Comment by bob1029

7 hours ago

Appropriate feedback is critical for good long horizon performance. The direction of feedback doesn't necessarily have to be from autonomous tools back to the LLM. It can also flow from tools to humans who then iterate the prompt / tools accordingly.

I've recently discovered that if a model gets stuck in a loop on a tool call across many different runs, it's almost certainly because of a gap in expectations regarding what the available tools do in that context, not some random model failure mode.

For example, I had a tool called "GetSceneOverview" that was being called as expected and then devolved into looping. Once I counted how many times it was looping I realized it was internally trying to pass per-item arguments in a way I couldn't see from outside the OAI API black box. I had never provided a "GetSceneObjectDetails" method (or explanation for why it doesn't exist) so it tried the next best thing foreach item returned in the overview.

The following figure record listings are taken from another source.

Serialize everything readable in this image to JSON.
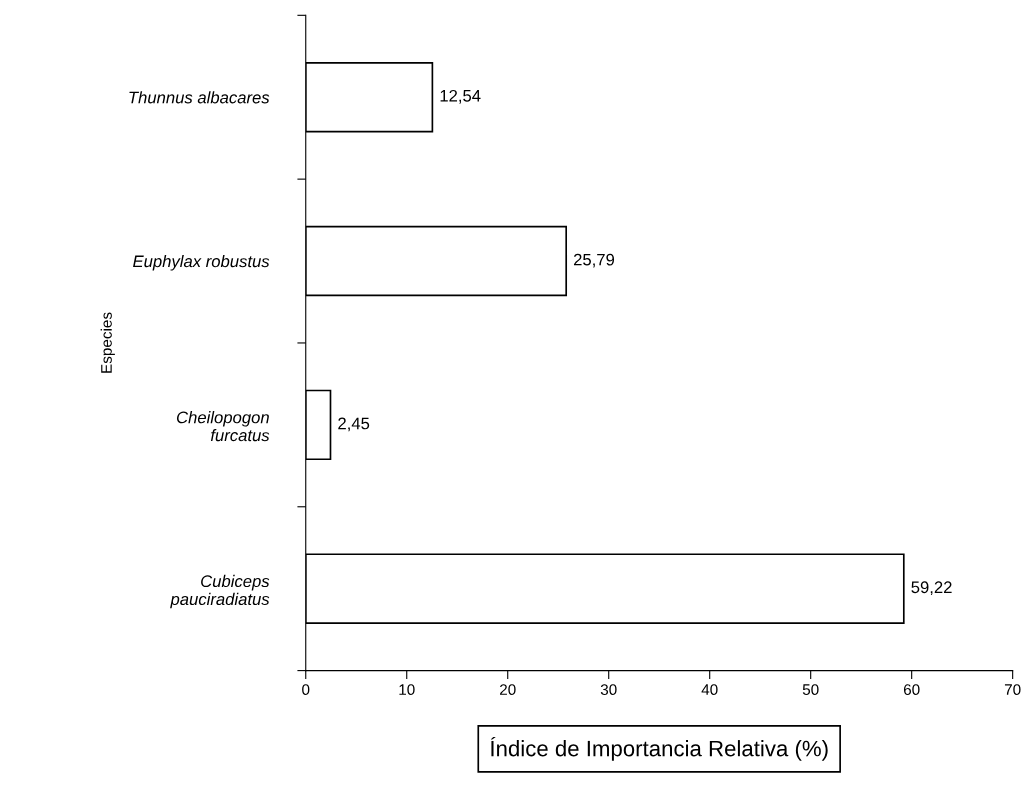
{
  "chart_data": {
    "type": "bar",
    "orientation": "horizontal",
    "categories": [
      "Thunnus albacares",
      "Euphylax robustus",
      "Cheilopogon\nfurcatus",
      "Cubiceps\npauciradiatus"
    ],
    "values": [
      12.54,
      25.79,
      2.45,
      59.22
    ],
    "value_labels": [
      "12,54",
      "25,79",
      "2,45",
      "59,22"
    ],
    "color": "#ffffff",
    "xlabel": "Índice de Importancia Relativa (%)",
    "ylabel": "Especies",
    "xlim": [
      0,
      70
    ],
    "xticks": [
      0,
      10,
      20,
      30,
      40,
      50,
      60,
      70
    ],
    "grid": false,
    "legend": false
  }
}
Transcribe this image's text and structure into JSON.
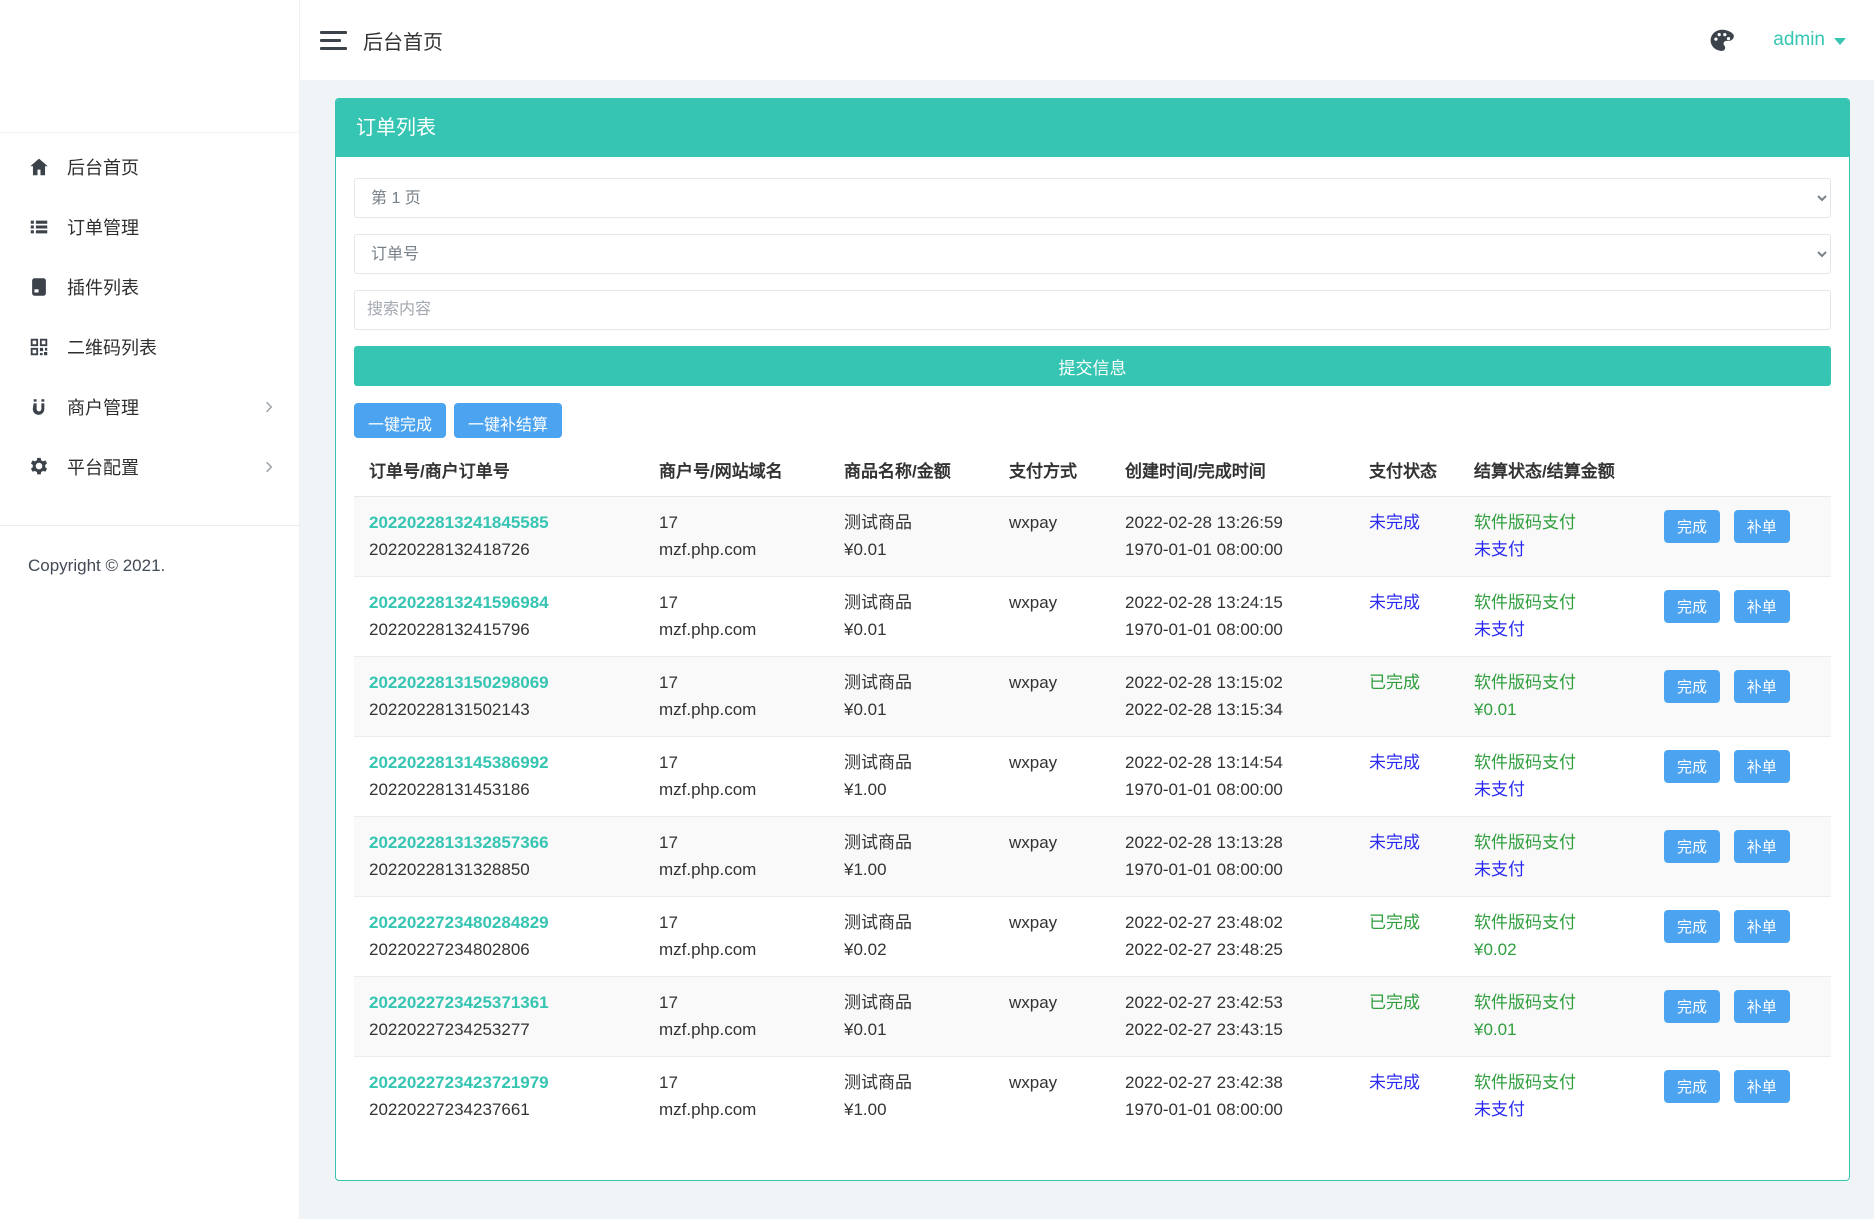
{
  "header": {
    "title": "后台首页",
    "user": "admin"
  },
  "sidebar": {
    "items": [
      {
        "id": "home",
        "label": "后台首页",
        "icon": "home-icon",
        "expandable": false
      },
      {
        "id": "orders",
        "label": "订单管理",
        "icon": "order-list-icon",
        "expandable": false
      },
      {
        "id": "plugins",
        "label": "插件列表",
        "icon": "plugin-book-icon",
        "expandable": false
      },
      {
        "id": "qrcodes",
        "label": "二维码列表",
        "icon": "qrcode-icon",
        "expandable": false
      },
      {
        "id": "merchants",
        "label": "商户管理",
        "icon": "merchant-icon",
        "expandable": true
      },
      {
        "id": "platform",
        "label": "平台配置",
        "icon": "gear-icon",
        "expandable": true
      }
    ],
    "copyright": "Copyright © 2021."
  },
  "panel": {
    "title": "订单列表",
    "filters": {
      "page_select": "第 1 页",
      "field_select": "订单号",
      "search_placeholder": "搜索内容",
      "submit_label": "提交信息"
    },
    "bulk_actions": {
      "complete_all": "一键完成",
      "settle_all": "一键补结算"
    },
    "table": {
      "columns": [
        "订单号/商户订单号",
        "商户号/网站域名",
        "商品名称/金额",
        "支付方式",
        "创建时间/完成时间",
        "支付状态",
        "结算状态/结算金额",
        ""
      ],
      "row_actions": {
        "complete": "完成",
        "reissue": "补单"
      },
      "rows": [
        {
          "order_no": "2022022813241845585",
          "merchant_order_no": "20220228132418726",
          "merchant_id": "17",
          "domain": "mzf.php.com",
          "product": "测试商品",
          "amount": "¥0.01",
          "pay_method": "wxpay",
          "created_at": "2022-02-28 13:26:59",
          "finished_at": "1970-01-01 08:00:00",
          "pay_status": "未完成",
          "pay_status_color": "blue",
          "settle_channel": "软件版码支付",
          "settle_value": "未支付",
          "settle_value_color": "blue"
        },
        {
          "order_no": "2022022813241596984",
          "merchant_order_no": "20220228132415796",
          "merchant_id": "17",
          "domain": "mzf.php.com",
          "product": "测试商品",
          "amount": "¥0.01",
          "pay_method": "wxpay",
          "created_at": "2022-02-28 13:24:15",
          "finished_at": "1970-01-01 08:00:00",
          "pay_status": "未完成",
          "pay_status_color": "blue",
          "settle_channel": "软件版码支付",
          "settle_value": "未支付",
          "settle_value_color": "blue"
        },
        {
          "order_no": "2022022813150298069",
          "merchant_order_no": "20220228131502143",
          "merchant_id": "17",
          "domain": "mzf.php.com",
          "product": "测试商品",
          "amount": "¥0.01",
          "pay_method": "wxpay",
          "created_at": "2022-02-28 13:15:02",
          "finished_at": "2022-02-28 13:15:34",
          "pay_status": "已完成",
          "pay_status_color": "green",
          "settle_channel": "软件版码支付",
          "settle_value": "¥0.01",
          "settle_value_color": "green"
        },
        {
          "order_no": "2022022813145386992",
          "merchant_order_no": "20220228131453186",
          "merchant_id": "17",
          "domain": "mzf.php.com",
          "product": "测试商品",
          "amount": "¥1.00",
          "pay_method": "wxpay",
          "created_at": "2022-02-28 13:14:54",
          "finished_at": "1970-01-01 08:00:00",
          "pay_status": "未完成",
          "pay_status_color": "blue",
          "settle_channel": "软件版码支付",
          "settle_value": "未支付",
          "settle_value_color": "blue"
        },
        {
          "order_no": "2022022813132857366",
          "merchant_order_no": "20220228131328850",
          "merchant_id": "17",
          "domain": "mzf.php.com",
          "product": "测试商品",
          "amount": "¥1.00",
          "pay_method": "wxpay",
          "created_at": "2022-02-28 13:13:28",
          "finished_at": "1970-01-01 08:00:00",
          "pay_status": "未完成",
          "pay_status_color": "blue",
          "settle_channel": "软件版码支付",
          "settle_value": "未支付",
          "settle_value_color": "blue"
        },
        {
          "order_no": "2022022723480284829",
          "merchant_order_no": "20220227234802806",
          "merchant_id": "17",
          "domain": "mzf.php.com",
          "product": "测试商品",
          "amount": "¥0.02",
          "pay_method": "wxpay",
          "created_at": "2022-02-27 23:48:02",
          "finished_at": "2022-02-27 23:48:25",
          "pay_status": "已完成",
          "pay_status_color": "green",
          "settle_channel": "软件版码支付",
          "settle_value": "¥0.02",
          "settle_value_color": "green"
        },
        {
          "order_no": "2022022723425371361",
          "merchant_order_no": "20220227234253277",
          "merchant_id": "17",
          "domain": "mzf.php.com",
          "product": "测试商品",
          "amount": "¥0.01",
          "pay_method": "wxpay",
          "created_at": "2022-02-27 23:42:53",
          "finished_at": "2022-02-27 23:43:15",
          "pay_status": "已完成",
          "pay_status_color": "green",
          "settle_channel": "软件版码支付",
          "settle_value": "¥0.01",
          "settle_value_color": "green"
        },
        {
          "order_no": "2022022723423721979",
          "merchant_order_no": "20220227234237661",
          "merchant_id": "17",
          "domain": "mzf.php.com",
          "product": "测试商品",
          "amount": "¥1.00",
          "pay_method": "wxpay",
          "created_at": "2022-02-27 23:42:38",
          "finished_at": "1970-01-01 08:00:00",
          "pay_status": "未完成",
          "pay_status_color": "blue",
          "settle_channel": "软件版码支付",
          "settle_value": "未支付",
          "settle_value_color": "blue"
        }
      ]
    }
  },
  "colors": {
    "teal": "#35c5b2",
    "status_blue": "#2a2af2",
    "status_green": "#2f9e3c",
    "button_blue": "#4ca3f0",
    "content_background": "#f1f4f7"
  }
}
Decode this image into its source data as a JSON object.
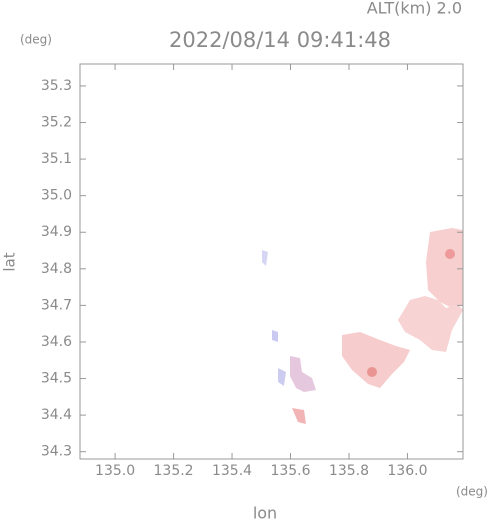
{
  "chart_data": {
    "type": "map",
    "title": "2022/08/14 09:41:48",
    "subtitle": "ALT(km) 2.0",
    "y_unit": "(deg)",
    "x_unit": "(deg)",
    "ylabel": "lat",
    "xlabel": "lon",
    "xlim": [
      134.88,
      136.19
    ],
    "ylim": [
      34.28,
      35.36
    ],
    "xticks": [
      {
        "value": 135,
        "label": "135.0"
      },
      135.2,
      135.4,
      135.6,
      135.8,
      {
        "value": 136,
        "label": "136.0"
      }
    ],
    "yticks": [
      34.3,
      34.4,
      34.5,
      34.6,
      34.7,
      34.8,
      34.9,
      {
        "value": 35,
        "label": "35.0"
      },
      35.1,
      35.2,
      35.3
    ]
  }
}
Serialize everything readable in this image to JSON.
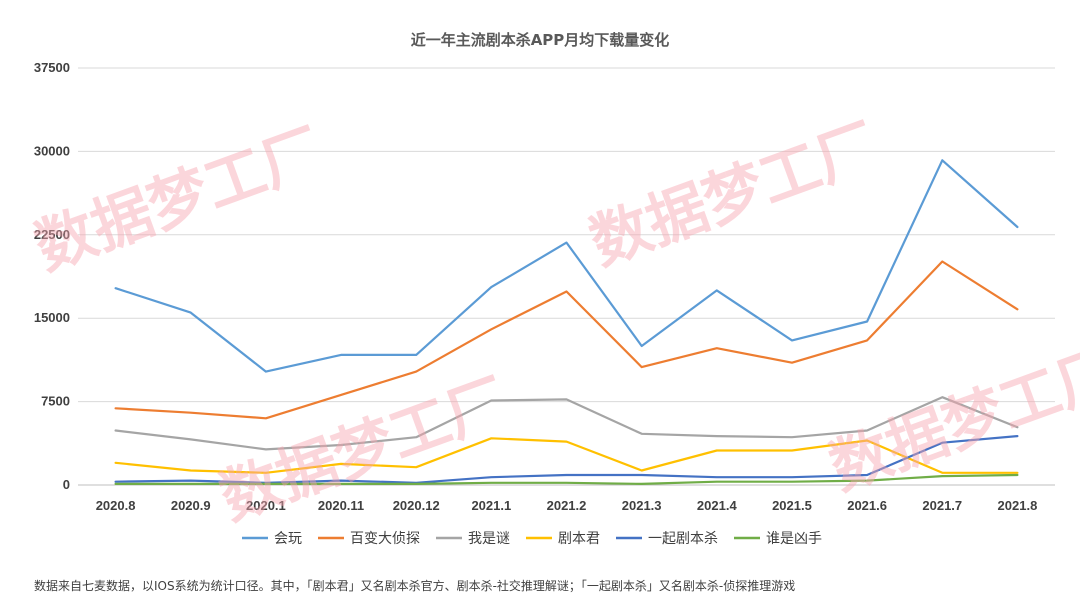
{
  "chart_data": {
    "type": "line",
    "title": "近一年主流剧本杀APP月均下载量变化",
    "categories": [
      "2020.8",
      "2020.9",
      "2020.1",
      "2020.11",
      "2020.12",
      "2021.1",
      "2021.2",
      "2021.3",
      "2021.4",
      "2021.5",
      "2021.6",
      "2021.7",
      "2021.8"
    ],
    "y_ticks": [
      "0",
      "7500",
      "15000",
      "22500",
      "30000",
      "37500"
    ],
    "ylim": [
      0,
      37500
    ],
    "grid": true,
    "legend_position": "bottom",
    "series": [
      {
        "name": "会玩",
        "color": "#5b9bd5",
        "values": [
          17700,
          15500,
          10200,
          11700,
          11700,
          17800,
          21800,
          12500,
          17500,
          13000,
          14700,
          29200,
          23200
        ]
      },
      {
        "name": "百变大侦探",
        "color": "#ed7d31",
        "values": [
          6900,
          6500,
          6000,
          8100,
          10200,
          14000,
          17400,
          10600,
          12300,
          11000,
          13000,
          20100,
          15800
        ]
      },
      {
        "name": "我是谜",
        "color": "#a5a5a5",
        "values": [
          4900,
          4100,
          3200,
          3600,
          4300,
          7600,
          7700,
          4600,
          4400,
          4300,
          4900,
          7900,
          5200
        ]
      },
      {
        "name": "剧本君",
        "color": "#ffc000",
        "values": [
          2000,
          1300,
          1100,
          1900,
          1600,
          4200,
          3900,
          1300,
          3100,
          3100,
          4000,
          1100,
          1100
        ]
      },
      {
        "name": "一起剧本杀",
        "color": "#4472c4",
        "values": [
          300,
          400,
          200,
          400,
          200,
          700,
          900,
          900,
          700,
          700,
          900,
          3800,
          4400
        ]
      },
      {
        "name": "谁是凶手",
        "color": "#70ad47",
        "values": [
          100,
          100,
          100,
          100,
          100,
          200,
          200,
          100,
          300,
          300,
          400,
          800,
          900
        ]
      }
    ]
  },
  "watermark_text": "数据梦工厂",
  "footnote": "数据来自七麦数据，以IOS系统为统计口径。其中，「剧本君」又名剧本杀官方、剧本杀-社交推理解谜；「一起剧本杀」又名剧本杀-侦探推理游戏"
}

I went one step further and asked the question "can the LLM just directly tell me what the tooling expectation gap is?" And sure enough it can. If you provide the model with a ReportToolIssue tool, you'll start to get these insights a lot more directly. Once I had cleared non-trivial reports of tool concerns, the looping issues all but vanished. It was catching things I simply couldn't see. The best insight was the fact that I hadn't provided parent ids for each scene object (I assumed not relevant for my test command), so it was banging its head on those tools trying to figure out the hierarchy. I didn't realize how big a problem this was until I saw it complaining about it every time I ran the experiment.